12 November 2018
After four years of campaigning by the Save Our Meadows group that Green County Councillor Robert Lindsay helped set up, Suffolk County Council (SCC) has announced that the option of building a bypass across the water meadows just outside the market town of Sudbory will not be taken forward at this time, despite providing “a lot of benefits to the town”.
SCC said the cost – at between £50million and £70million – is “prohibitively high resulting in a low benefit cost ratio”.
The campaign for a bypass in Sudbury was launched last year and divided opinion in the community, with some welcoming the idea while others were concerned over its environmental impact on the surrounding Water Meadows.
Mary Evans, Suffolk County Council cabinet member for highways, transport and rural issues, said; “We have looked at a number of ways to relieve congestion around Sudbury town centre and have considered all options including the construction of a bypass.
“Taking all this into account, the most feasible option for us now is to improve existing infrastructure rather than building a new road. That is what we are now focusing our attention and resources on.“The priority for Suffolk County Council is to find the best solution for Sudbury.”
The council says it will now work with WSP to design junction improvements in more detail and model what the junction improvements could achieve, as well as assessing whether other complementary measures, such as improvements for walking and cycling, would provide additional benefits.
SCC says it will also look to secure a source of funding for this work.
Green County Councillor Robert Lindsay, who spearheaded the Save Our Water Meadows campaign, said the decision is “great news”.
“It is great news that Suffolk County Council have realised, at last, that the damage from a bypass built beautiful, tranquil countryside, used and loved by thousands of people, will far outweigh any supposed benefits.

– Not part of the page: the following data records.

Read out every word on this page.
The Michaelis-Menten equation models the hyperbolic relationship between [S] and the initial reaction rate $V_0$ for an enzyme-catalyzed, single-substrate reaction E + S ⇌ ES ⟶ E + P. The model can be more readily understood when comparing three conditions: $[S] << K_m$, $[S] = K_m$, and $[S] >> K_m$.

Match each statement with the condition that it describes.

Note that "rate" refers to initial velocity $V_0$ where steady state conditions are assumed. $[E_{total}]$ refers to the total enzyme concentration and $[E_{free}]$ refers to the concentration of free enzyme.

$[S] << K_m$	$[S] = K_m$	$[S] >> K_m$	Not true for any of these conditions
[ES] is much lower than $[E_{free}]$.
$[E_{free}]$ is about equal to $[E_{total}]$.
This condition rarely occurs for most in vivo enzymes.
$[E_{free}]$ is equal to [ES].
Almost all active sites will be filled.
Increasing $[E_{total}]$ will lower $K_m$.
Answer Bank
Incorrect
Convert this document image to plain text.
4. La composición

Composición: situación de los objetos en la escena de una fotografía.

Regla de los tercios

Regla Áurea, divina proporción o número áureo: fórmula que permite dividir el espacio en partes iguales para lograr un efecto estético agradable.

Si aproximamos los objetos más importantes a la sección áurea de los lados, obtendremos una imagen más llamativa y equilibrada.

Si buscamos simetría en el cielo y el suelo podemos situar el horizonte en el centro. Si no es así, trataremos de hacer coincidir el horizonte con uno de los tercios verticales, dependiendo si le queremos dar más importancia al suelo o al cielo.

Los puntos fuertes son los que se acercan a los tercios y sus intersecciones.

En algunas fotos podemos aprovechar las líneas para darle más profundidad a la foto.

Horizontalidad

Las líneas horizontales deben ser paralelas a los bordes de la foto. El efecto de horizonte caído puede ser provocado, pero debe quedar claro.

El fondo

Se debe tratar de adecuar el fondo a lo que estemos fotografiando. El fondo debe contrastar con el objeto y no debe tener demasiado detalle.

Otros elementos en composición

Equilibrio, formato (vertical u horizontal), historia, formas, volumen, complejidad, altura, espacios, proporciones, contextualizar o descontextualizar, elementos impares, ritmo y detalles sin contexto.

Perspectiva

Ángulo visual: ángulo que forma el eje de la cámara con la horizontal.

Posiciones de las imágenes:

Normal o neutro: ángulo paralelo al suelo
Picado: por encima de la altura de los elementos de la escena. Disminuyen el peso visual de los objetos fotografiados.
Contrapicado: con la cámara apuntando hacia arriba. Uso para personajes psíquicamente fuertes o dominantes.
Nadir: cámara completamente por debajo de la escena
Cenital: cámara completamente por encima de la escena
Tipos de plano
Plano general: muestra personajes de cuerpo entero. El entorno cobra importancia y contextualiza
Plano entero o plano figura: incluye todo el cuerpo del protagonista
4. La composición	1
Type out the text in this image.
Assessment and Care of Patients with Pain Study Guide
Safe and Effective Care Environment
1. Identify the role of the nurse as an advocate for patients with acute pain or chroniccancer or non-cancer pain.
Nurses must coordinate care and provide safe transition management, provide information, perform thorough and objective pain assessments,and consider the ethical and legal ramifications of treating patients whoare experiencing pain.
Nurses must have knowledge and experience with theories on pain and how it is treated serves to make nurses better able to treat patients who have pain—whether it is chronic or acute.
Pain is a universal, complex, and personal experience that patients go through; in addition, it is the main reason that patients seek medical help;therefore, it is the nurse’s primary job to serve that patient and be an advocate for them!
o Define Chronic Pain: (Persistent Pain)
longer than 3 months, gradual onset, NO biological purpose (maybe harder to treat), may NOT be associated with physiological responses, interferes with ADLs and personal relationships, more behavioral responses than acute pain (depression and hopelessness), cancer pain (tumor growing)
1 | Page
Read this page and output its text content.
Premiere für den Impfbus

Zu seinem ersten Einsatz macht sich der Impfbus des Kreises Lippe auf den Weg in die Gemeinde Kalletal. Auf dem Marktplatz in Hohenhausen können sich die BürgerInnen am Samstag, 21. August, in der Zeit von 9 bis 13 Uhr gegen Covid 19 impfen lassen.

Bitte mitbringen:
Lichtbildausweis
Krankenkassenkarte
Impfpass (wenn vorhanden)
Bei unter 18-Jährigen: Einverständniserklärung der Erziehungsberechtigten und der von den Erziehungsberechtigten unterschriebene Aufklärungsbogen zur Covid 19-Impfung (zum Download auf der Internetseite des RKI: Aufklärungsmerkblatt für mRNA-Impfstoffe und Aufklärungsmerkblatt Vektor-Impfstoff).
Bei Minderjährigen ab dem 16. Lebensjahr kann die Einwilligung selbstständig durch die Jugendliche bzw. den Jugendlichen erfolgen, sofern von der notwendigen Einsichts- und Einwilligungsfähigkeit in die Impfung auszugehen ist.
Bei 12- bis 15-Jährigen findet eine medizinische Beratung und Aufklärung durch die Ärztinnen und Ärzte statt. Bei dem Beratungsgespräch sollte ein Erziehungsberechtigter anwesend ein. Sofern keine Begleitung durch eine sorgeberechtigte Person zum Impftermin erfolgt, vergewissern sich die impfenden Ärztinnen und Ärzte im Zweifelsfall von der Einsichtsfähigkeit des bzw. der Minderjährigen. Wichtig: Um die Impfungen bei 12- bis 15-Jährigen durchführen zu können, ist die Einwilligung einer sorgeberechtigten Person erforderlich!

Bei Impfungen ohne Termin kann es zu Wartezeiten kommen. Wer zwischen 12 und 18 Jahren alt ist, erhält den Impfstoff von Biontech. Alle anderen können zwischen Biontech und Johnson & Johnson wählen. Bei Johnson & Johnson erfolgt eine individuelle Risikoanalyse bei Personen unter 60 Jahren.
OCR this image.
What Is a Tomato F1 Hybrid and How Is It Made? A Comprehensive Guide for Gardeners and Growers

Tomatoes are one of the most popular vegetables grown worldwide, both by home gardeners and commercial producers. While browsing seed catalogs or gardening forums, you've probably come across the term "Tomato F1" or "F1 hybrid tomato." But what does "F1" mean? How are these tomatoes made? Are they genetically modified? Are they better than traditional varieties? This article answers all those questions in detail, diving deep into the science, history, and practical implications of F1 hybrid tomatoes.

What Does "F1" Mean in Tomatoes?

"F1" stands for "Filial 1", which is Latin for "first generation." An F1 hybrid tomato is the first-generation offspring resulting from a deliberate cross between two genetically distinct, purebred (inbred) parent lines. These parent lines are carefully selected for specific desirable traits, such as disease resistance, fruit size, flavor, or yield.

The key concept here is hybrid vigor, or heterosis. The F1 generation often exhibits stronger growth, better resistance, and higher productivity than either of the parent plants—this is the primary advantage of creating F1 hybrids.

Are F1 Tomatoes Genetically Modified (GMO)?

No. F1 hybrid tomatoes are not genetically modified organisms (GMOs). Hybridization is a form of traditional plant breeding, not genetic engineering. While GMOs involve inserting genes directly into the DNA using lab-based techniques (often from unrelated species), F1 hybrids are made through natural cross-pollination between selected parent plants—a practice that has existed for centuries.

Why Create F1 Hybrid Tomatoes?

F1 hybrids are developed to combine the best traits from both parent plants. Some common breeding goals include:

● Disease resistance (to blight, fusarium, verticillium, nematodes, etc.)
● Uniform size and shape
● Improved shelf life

What is needed now is a fresh, holistic look at the transport situation in Sudbury.
“There are not enough buses linking Cornard with Sudbury, there is virtually no bus service to the health centre built on the north side of town and there are not enough buses linking towns people with the main employment centre on the east of town.
“A huge proportion of people driving to Sudbury are driving less than one mile distance.
“Using £10m as a seed fund, we could draw up a plan to make the town a beacon for walking and cycling and public transport. We should prioritise road space for bus lanes, cycle lanes and pedestrians, encouraging more people to leave their cars at home.”
A petition against the bypass gathered 7,000 signatures. Councillor Lindsay said this should encourage others concerned about bypass plans in their area not to be afraid to speak out against them.
"You will encourage the quiet people who, until you set the lead, were afraid to speak out, and who thought it was inevitable. the DfT insisted that proponents of such schemes show that there is strong local backing. Our petition and campaign showed the DfT there was not."